Migrate to the GitLab agent for Kubernetes

To connect your Kubernetes cluster with GitLab, you can use:

The certificate-based integration is deprecated in GitLab 14.5. It is expected to be turned off by default in 15.0 and removed in GitLab 15.6.

If you are using the certificate-based integration, you should move to another workflow as soon as possible.

As a general rule, to migrate clusters that rely on GitLab CI/CD, you can use the CI/CD workflow. This workflow uses an agent to connect to your cluster. The agent:

  • Is not exposed to the internet.
  • Does not require full cluster-admin access to GitLab.
The certificate-based integration was used for popular GitLab features like GitLab Managed Apps, GitLab-managed clusters, and Auto DevOps. Some features are currently available only when using certificate-based integration.

Migrate cluster application deployments

Migrate from GitLab-managed clusters

With GitLab-managed clusters, GitLab creates separate service accounts and namespaces for every branch and deploys by using these resources.

The GitLab agent uses impersonation strategies to deploy to your cluster with restricted account access. To do so:

  1. Choose the impersonation strategy that suits your needs.
  2. Use Kubernetes RBAC rules to manage impersonated account permissions in Kubernetes.
  3. Use the access_as attribute in your agent configuration file to define the impersonation.

Migrate from Auto DevOps

To configure your Auto DevOps project to use the GitLab agent:

  1. Follow the steps to install an agent in your cluster.
  2. Go to the project where you use Auto DevOps.
  3. On the left sidebar, select Settings > CI/CD and expand Variables.
  4. Select Add new variable.
  5. Add KUBE_CONTEXT as the key, path/to/agent/project:agent-name as the value, and select the environment scope of your choice.
  6. Select Add variable.
  7. Repeat the process to add another variable, KUBE_NAMESPACE, setting the value for the Kubernetes namespace you want your deployments to target, and set the same environment scope from the previous step.
  8. On the left sidebar, select Infrastructure > Kubernetes clusters.
  9. From the certificate-based clusters section, open the cluster that serves the same environment scope.
  10. Select the Details tab and disable the cluster.
  11. To activate the changes, on the left sidebar, select CI/CD > Pipelines and then Run pipeline.

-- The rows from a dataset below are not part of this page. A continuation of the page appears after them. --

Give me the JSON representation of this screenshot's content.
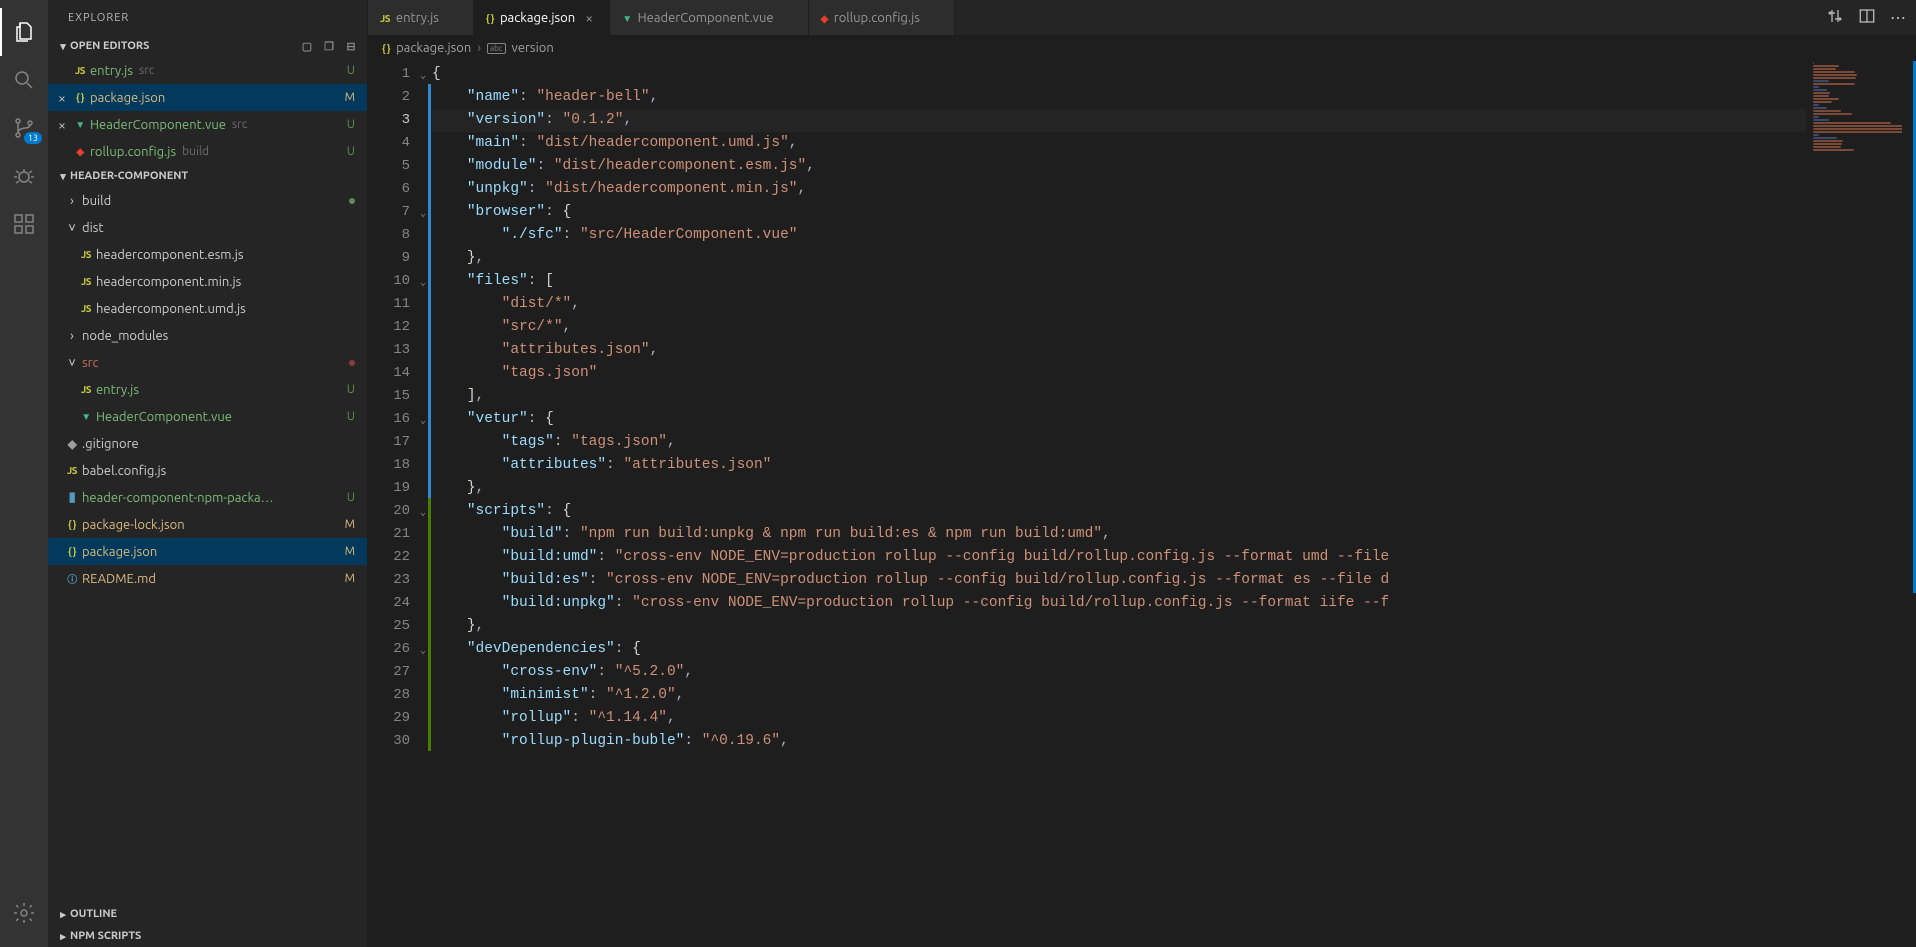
{
  "sidebar": {
    "title": "EXPLORER",
    "sections": {
      "openEditors": {
        "label": "OPEN EDITORS",
        "items": [
          {
            "icon": "js",
            "label": "entry.js",
            "hint": "src",
            "status": "U",
            "close": false
          },
          {
            "icon": "json",
            "label": "package.json",
            "hint": "",
            "status": "M",
            "close": true
          },
          {
            "icon": "vue",
            "label": "HeaderComponent.vue",
            "hint": "src",
            "status": "U",
            "close": true
          },
          {
            "icon": "rollup",
            "label": "rollup.config.js",
            "hint": "build",
            "status": "U",
            "close": false
          }
        ]
      },
      "project": {
        "label": "HEADER-COMPONENT",
        "tree": [
          {
            "depth": 0,
            "kind": "folder-closed",
            "label": "build",
            "statusKind": "dot-green"
          },
          {
            "depth": 0,
            "kind": "folder-open",
            "label": "dist"
          },
          {
            "depth": 1,
            "kind": "file",
            "icon": "js",
            "label": "headercomponent.esm.js"
          },
          {
            "depth": 1,
            "kind": "file",
            "icon": "js",
            "label": "headercomponent.min.js"
          },
          {
            "depth": 1,
            "kind": "file",
            "icon": "js",
            "label": "headercomponent.umd.js"
          },
          {
            "depth": 0,
            "kind": "folder-closed",
            "label": "node_modules"
          },
          {
            "depth": 0,
            "kind": "folder-open",
            "label": "src",
            "color": "maroon",
            "statusKind": "dot-maroon"
          },
          {
            "depth": 1,
            "kind": "file",
            "icon": "js",
            "label": "entry.js",
            "color": "green",
            "status": "U"
          },
          {
            "depth": 1,
            "kind": "file",
            "icon": "vue",
            "label": "HeaderComponent.vue",
            "color": "green",
            "status": "U"
          },
          {
            "depth": 0,
            "kind": "file",
            "icon": "git",
            "label": ".gitignore"
          },
          {
            "depth": 0,
            "kind": "file",
            "icon": "js",
            "label": "babel.config.js"
          },
          {
            "depth": 0,
            "kind": "file",
            "icon": "md",
            "label": "header-component-npm-packa…",
            "color": "green",
            "status": "U"
          },
          {
            "depth": 0,
            "kind": "file",
            "icon": "json",
            "label": "package-lock.json",
            "color": "amber",
            "status": "M"
          },
          {
            "depth": 0,
            "kind": "file",
            "icon": "json",
            "label": "package.json",
            "color": "amber",
            "status": "M",
            "selected": true
          },
          {
            "depth": 0,
            "kind": "file",
            "icon": "info",
            "label": "README.md",
            "color": "amber",
            "status": "M"
          }
        ]
      },
      "outline": {
        "label": "OUTLINE"
      },
      "npmScripts": {
        "label": "NPM SCRIPTS"
      }
    }
  },
  "activityBar": {
    "scmBadge": "13"
  },
  "tabs": [
    {
      "icon": "js",
      "label": "entry.js",
      "active": false,
      "close": false
    },
    {
      "icon": "json",
      "label": "package.json",
      "active": true,
      "close": true
    },
    {
      "icon": "vue",
      "label": "HeaderComponent.vue",
      "active": false,
      "close": false
    },
    {
      "icon": "rollup",
      "label": "rollup.config.js",
      "active": false,
      "close": false
    }
  ],
  "breadcrumb": {
    "fileIcon": "json",
    "file": "package.json",
    "symbolIcon": "abc",
    "symbol": "version"
  },
  "code": {
    "firstLine": 1,
    "currentLine": 3,
    "dirtyBar": [
      {
        "from": 2,
        "to": 19,
        "color": "#2e8ad0"
      },
      {
        "from": 20,
        "to": 30,
        "color": "#487e02"
      }
    ],
    "lines": [
      [
        [
          "br",
          "{"
        ]
      ],
      [
        [
          "br",
          "    "
        ],
        [
          "k",
          "\"name\""
        ],
        [
          "p",
          ": "
        ],
        [
          "s",
          "\"header-bell\""
        ],
        [
          "p",
          ","
        ]
      ],
      [
        [
          "br",
          "    "
        ],
        [
          "k",
          "\"version\""
        ],
        [
          "p",
          ": "
        ],
        [
          "s",
          "\"0.1.2\""
        ],
        [
          "p",
          ","
        ]
      ],
      [
        [
          "br",
          "    "
        ],
        [
          "k",
          "\"main\""
        ],
        [
          "p",
          ": "
        ],
        [
          "s",
          "\"dist/headercomponent.umd.js\""
        ],
        [
          "p",
          ","
        ]
      ],
      [
        [
          "br",
          "    "
        ],
        [
          "k",
          "\"module\""
        ],
        [
          "p",
          ": "
        ],
        [
          "s",
          "\"dist/headercomponent.esm.js\""
        ],
        [
          "p",
          ","
        ]
      ],
      [
        [
          "br",
          "    "
        ],
        [
          "k",
          "\"unpkg\""
        ],
        [
          "p",
          ": "
        ],
        [
          "s",
          "\"dist/headercomponent.min.js\""
        ],
        [
          "p",
          ","
        ]
      ],
      [
        [
          "br",
          "    "
        ],
        [
          "k",
          "\"browser\""
        ],
        [
          "p",
          ": "
        ],
        [
          "br",
          "{"
        ]
      ],
      [
        [
          "br",
          "        "
        ],
        [
          "k",
          "\"./sfc\""
        ],
        [
          "p",
          ": "
        ],
        [
          "s",
          "\"src/HeaderComponent.vue\""
        ]
      ],
      [
        [
          "br",
          "    "
        ],
        [
          "br",
          "}"
        ],
        [
          "p",
          ","
        ]
      ],
      [
        [
          "br",
          "    "
        ],
        [
          "k",
          "\"files\""
        ],
        [
          "p",
          ": "
        ],
        [
          "br",
          "["
        ]
      ],
      [
        [
          "br",
          "        "
        ],
        [
          "s",
          "\"dist/*\""
        ],
        [
          "p",
          ","
        ]
      ],
      [
        [
          "br",
          "        "
        ],
        [
          "s",
          "\"src/*\""
        ],
        [
          "p",
          ","
        ]
      ],
      [
        [
          "br",
          "        "
        ],
        [
          "s",
          "\"attributes.json\""
        ],
        [
          "p",
          ","
        ]
      ],
      [
        [
          "br",
          "        "
        ],
        [
          "s",
          "\"tags.json\""
        ]
      ],
      [
        [
          "br",
          "    "
        ],
        [
          "br",
          "]"
        ],
        [
          "p",
          ","
        ]
      ],
      [
        [
          "br",
          "    "
        ],
        [
          "k",
          "\"vetur\""
        ],
        [
          "p",
          ": "
        ],
        [
          "br",
          "{"
        ]
      ],
      [
        [
          "br",
          "        "
        ],
        [
          "k",
          "\"tags\""
        ],
        [
          "p",
          ": "
        ],
        [
          "s",
          "\"tags.json\""
        ],
        [
          "p",
          ","
        ]
      ],
      [
        [
          "br",
          "        "
        ],
        [
          "k",
          "\"attributes\""
        ],
        [
          "p",
          ": "
        ],
        [
          "s",
          "\"attributes.json\""
        ]
      ],
      [
        [
          "br",
          "    "
        ],
        [
          "br",
          "}"
        ],
        [
          "p",
          ","
        ]
      ],
      [
        [
          "br",
          "    "
        ],
        [
          "k",
          "\"scripts\""
        ],
        [
          "p",
          ": "
        ],
        [
          "br",
          "{"
        ]
      ],
      [
        [
          "br",
          "        "
        ],
        [
          "k",
          "\"build\""
        ],
        [
          "p",
          ": "
        ],
        [
          "s",
          "\"npm run build:unpkg & npm run build:es & npm run build:umd\""
        ],
        [
          "p",
          ","
        ]
      ],
      [
        [
          "br",
          "        "
        ],
        [
          "k",
          "\"build:umd\""
        ],
        [
          "p",
          ": "
        ],
        [
          "s",
          "\"cross-env NODE_ENV=production rollup --config build/rollup.config.js --format umd --file "
        ]
      ],
      [
        [
          "br",
          "        "
        ],
        [
          "k",
          "\"build:es\""
        ],
        [
          "p",
          ": "
        ],
        [
          "s",
          "\"cross-env NODE_ENV=production rollup --config build/rollup.config.js --format es --file d"
        ]
      ],
      [
        [
          "br",
          "        "
        ],
        [
          "k",
          "\"build:unpkg\""
        ],
        [
          "p",
          ": "
        ],
        [
          "s",
          "\"cross-env NODE_ENV=production rollup --config build/rollup.config.js --format iife --f"
        ]
      ],
      [
        [
          "br",
          "    "
        ],
        [
          "br",
          "}"
        ],
        [
          "p",
          ","
        ]
      ],
      [
        [
          "br",
          "    "
        ],
        [
          "k",
          "\"devDependencies\""
        ],
        [
          "p",
          ": "
        ],
        [
          "br",
          "{"
        ]
      ],
      [
        [
          "br",
          "        "
        ],
        [
          "k",
          "\"cross-env\""
        ],
        [
          "p",
          ": "
        ],
        [
          "s",
          "\"^5.2.0\""
        ],
        [
          "p",
          ","
        ]
      ],
      [
        [
          "br",
          "        "
        ],
        [
          "k",
          "\"minimist\""
        ],
        [
          "p",
          ": "
        ],
        [
          "s",
          "\"^1.2.0\""
        ],
        [
          "p",
          ","
        ]
      ],
      [
        [
          "br",
          "        "
        ],
        [
          "k",
          "\"rollup\""
        ],
        [
          "p",
          ": "
        ],
        [
          "s",
          "\"^1.14.4\""
        ],
        [
          "p",
          ","
        ]
      ],
      [
        [
          "br",
          "        "
        ],
        [
          "k",
          "\"rollup-plugin-buble\""
        ],
        [
          "p",
          ": "
        ],
        [
          "s",
          "\"^0.19.6\""
        ],
        [
          "p",
          ","
        ]
      ]
    ],
    "foldLines": [
      1,
      7,
      10,
      16,
      20,
      26
    ]
  }
}
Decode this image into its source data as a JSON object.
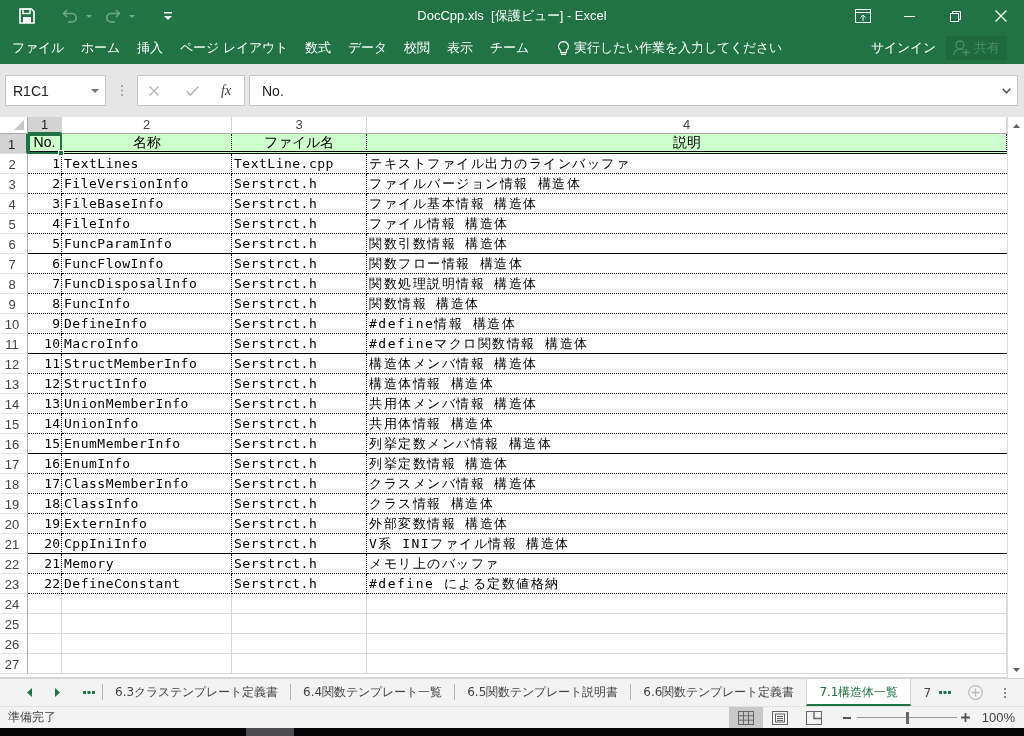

For an example, view this project.

Migrate generic deployments

Follow the process for the CI/CD workflow.

Migrate from GitLab Managed applications

GitLab Managed Apps (GMA) were deprecated in GitLab 14.0, and the agent for Kubernetes does not support them. To migrate from GMA to the agent, go through the following steps:

  1. Migrate from GitLab Managed Apps to a cluster management project.
  2. Migrate the cluster management project to use the agent.

Migrate a cluster management project

See how to use a cluster management project with the GitLab agent.

Migrate cluster monitoring features

Cluster monitoring features are not yet supported by the GitLab agent for Kubernetes.